New Year’s goals are set every year from things like “I want to be healthier this year” to “I want to learn a new language.” But most of these goals go unachieved. If you find that this is your experience, know you are not alone. The intention-behaviour gap is extremely common. Aligning your goals with your behaviour is a skill that needs to be learned and I hope this article helps do that.
If you’ve tried to get more fit but failed, that’s normal. About 40% of ALL intentions fall short of becoming lifestyle habits (Health Psychology, 31(6), 724–727). This intention-behaviour gap can vary from person to person and from goal to goal. For example, if you workout twice a week and want to start working out three times per week, that’ll be much more likely to be successful than going from no workouts to five two-hour workouts per week. Smaller changes in behaviour over time can compound into large lifestyle changes with greater success of sticking.
Habits will play a big role in the behaviours we perform, regardless of our intentions, because habits are things we do automatically and without thought of the outcome of the habit. Think about driving your car. If your gear shift is in the middle console, it’s likely you’ll reach for it there even if you jump into a new car with a gear shift near the steering wheel. Reaching for the middle gear shift doesn’t get you closer to the goal of putting the car in drive, and you’ll probably do this more than once until you’re used to driving the new car.
You build habits by continuously repeating the behaviour. This can be made easier by tying the new habit to a cue, like when you wake up, you go pee. Once the repetition is performed enough, the path has been laid for your new habit to take hold.
How can habit building benefit you towards reaching your goals? Well, goals often take time and consistent work to achieve. If it’s a health related goal they might be ongoing for your whole life. Habits tend to be consistent under stress. This means that if your goal is a healthier lifestyle, when you are having a hard time at work you’ll be more likely to stick to your goal if it’s a habitual behaviour (PMID: 20071096).

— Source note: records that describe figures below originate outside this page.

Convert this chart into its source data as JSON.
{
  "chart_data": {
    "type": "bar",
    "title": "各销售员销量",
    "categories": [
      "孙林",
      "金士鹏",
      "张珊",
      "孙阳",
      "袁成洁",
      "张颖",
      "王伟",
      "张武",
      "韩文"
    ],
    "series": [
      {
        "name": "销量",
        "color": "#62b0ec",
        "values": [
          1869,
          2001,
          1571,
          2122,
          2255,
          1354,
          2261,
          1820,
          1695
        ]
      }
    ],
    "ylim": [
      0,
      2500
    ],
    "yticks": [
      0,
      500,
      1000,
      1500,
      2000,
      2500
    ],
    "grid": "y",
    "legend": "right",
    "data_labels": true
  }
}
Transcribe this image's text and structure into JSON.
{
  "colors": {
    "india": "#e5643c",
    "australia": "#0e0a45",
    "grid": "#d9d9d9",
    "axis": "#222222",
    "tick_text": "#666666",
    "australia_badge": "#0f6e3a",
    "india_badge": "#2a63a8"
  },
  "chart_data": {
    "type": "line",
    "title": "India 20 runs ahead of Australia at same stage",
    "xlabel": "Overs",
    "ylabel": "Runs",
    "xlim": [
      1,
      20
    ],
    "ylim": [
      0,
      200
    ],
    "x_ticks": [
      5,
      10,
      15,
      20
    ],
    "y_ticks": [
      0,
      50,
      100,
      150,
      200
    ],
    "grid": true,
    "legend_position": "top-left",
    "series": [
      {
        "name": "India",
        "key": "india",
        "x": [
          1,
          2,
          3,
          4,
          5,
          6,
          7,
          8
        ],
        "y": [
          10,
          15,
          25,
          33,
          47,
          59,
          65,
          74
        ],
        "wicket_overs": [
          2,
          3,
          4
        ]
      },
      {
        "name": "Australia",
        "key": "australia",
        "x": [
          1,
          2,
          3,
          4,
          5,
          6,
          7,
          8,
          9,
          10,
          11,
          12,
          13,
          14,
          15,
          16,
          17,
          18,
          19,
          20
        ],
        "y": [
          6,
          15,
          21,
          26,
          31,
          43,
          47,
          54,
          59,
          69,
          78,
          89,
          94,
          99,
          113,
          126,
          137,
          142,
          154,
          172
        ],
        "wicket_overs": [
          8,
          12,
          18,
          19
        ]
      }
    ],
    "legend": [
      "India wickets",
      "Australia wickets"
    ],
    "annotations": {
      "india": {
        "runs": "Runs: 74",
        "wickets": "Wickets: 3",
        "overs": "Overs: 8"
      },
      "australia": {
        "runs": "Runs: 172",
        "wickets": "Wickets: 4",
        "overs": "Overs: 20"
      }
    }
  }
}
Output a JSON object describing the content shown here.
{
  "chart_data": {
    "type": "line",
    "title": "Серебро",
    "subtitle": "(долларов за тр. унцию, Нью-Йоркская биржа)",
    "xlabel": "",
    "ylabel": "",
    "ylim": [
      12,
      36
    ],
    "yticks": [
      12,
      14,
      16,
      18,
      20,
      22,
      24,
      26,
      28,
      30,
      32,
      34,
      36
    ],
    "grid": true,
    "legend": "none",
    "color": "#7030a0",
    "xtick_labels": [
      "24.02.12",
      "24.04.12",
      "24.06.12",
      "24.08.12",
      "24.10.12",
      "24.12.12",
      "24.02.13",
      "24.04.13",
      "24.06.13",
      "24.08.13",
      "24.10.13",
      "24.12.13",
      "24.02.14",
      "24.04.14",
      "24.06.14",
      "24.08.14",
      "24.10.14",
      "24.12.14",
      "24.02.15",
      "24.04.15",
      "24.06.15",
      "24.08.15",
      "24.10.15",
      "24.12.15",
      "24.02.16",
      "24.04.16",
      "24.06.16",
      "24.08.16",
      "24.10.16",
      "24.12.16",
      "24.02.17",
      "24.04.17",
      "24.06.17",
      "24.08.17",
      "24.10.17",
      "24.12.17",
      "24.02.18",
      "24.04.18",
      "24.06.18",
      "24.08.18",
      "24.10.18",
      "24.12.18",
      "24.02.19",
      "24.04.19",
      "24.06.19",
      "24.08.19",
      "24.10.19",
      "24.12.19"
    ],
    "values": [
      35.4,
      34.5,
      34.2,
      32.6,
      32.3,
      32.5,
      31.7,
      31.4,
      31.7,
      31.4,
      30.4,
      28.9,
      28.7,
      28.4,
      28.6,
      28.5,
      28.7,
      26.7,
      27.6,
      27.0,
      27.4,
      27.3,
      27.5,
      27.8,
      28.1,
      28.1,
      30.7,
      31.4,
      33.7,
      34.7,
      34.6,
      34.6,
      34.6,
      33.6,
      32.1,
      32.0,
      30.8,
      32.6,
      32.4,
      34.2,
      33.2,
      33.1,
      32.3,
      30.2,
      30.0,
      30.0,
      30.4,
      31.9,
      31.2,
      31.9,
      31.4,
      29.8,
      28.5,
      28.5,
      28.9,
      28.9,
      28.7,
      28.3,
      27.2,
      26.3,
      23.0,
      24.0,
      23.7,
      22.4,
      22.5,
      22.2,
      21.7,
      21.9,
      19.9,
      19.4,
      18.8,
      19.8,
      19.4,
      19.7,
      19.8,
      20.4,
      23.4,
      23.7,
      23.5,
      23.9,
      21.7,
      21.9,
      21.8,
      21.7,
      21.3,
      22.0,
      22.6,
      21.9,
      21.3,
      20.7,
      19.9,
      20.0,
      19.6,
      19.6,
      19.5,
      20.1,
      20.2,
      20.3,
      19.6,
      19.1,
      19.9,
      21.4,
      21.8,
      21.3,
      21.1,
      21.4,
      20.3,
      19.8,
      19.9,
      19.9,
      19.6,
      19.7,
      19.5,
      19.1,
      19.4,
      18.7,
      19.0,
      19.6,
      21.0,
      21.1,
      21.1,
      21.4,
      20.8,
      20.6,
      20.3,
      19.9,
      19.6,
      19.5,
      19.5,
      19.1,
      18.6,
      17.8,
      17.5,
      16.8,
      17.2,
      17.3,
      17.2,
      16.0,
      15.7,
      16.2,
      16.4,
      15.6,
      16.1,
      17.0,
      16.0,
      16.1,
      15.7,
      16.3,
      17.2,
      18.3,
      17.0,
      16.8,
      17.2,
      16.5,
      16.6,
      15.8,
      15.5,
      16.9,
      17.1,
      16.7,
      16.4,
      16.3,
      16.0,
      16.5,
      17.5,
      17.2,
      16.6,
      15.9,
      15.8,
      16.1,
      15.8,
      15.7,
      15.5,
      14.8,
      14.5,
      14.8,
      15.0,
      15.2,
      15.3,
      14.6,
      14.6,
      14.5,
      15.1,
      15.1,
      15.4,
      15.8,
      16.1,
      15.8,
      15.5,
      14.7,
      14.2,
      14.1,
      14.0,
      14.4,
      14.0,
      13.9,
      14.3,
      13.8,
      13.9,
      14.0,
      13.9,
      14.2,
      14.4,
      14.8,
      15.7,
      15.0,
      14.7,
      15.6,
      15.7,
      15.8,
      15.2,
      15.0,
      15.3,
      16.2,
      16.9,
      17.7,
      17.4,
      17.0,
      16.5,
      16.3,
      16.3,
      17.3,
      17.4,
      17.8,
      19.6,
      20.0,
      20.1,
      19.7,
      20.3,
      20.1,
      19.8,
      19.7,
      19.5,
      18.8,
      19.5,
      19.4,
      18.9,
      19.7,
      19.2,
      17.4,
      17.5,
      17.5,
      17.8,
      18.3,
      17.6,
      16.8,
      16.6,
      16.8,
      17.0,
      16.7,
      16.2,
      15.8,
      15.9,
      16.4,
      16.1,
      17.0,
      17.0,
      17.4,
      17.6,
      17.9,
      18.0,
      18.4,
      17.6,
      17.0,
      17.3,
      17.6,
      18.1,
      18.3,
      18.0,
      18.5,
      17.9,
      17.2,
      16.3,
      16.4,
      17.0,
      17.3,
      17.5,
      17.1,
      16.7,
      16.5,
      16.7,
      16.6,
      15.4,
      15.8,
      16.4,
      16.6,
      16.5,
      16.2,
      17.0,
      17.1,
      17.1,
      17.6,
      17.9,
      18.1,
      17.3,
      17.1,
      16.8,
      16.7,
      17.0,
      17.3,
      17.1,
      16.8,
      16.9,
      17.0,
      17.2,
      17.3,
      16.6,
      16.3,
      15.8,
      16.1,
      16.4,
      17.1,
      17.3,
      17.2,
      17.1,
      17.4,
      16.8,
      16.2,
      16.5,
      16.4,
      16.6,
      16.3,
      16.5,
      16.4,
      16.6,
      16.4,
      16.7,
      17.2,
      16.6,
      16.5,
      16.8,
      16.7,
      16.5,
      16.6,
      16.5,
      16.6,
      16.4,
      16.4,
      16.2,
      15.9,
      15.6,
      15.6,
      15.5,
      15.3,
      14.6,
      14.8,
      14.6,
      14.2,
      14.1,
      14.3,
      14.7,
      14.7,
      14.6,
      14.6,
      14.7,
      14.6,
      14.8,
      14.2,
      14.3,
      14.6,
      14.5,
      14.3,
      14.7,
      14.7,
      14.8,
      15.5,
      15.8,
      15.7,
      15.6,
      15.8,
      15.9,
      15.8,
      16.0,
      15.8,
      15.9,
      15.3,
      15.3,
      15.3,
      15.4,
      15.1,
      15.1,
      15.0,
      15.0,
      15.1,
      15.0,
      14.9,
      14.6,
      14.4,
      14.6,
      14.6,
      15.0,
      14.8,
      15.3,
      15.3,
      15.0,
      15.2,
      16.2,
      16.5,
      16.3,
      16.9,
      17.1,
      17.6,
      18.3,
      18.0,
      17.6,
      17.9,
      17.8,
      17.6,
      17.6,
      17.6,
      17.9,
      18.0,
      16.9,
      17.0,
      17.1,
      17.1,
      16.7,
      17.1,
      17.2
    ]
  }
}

A good way to build a new habit is to make a small change (I want to workout twice a week), have that habit tied to another cue (I will go to the gym right after work), keep a steady schedule (I’ll workout Monday and Wednesday), make it as enjoyable as possible (I’ll go to a class with people I like), and set yourself up so that there is as few obstacles as possible stopping you from repeating the behaviour as much as possible until it becomes automatic. This will take a different amount of time person to person.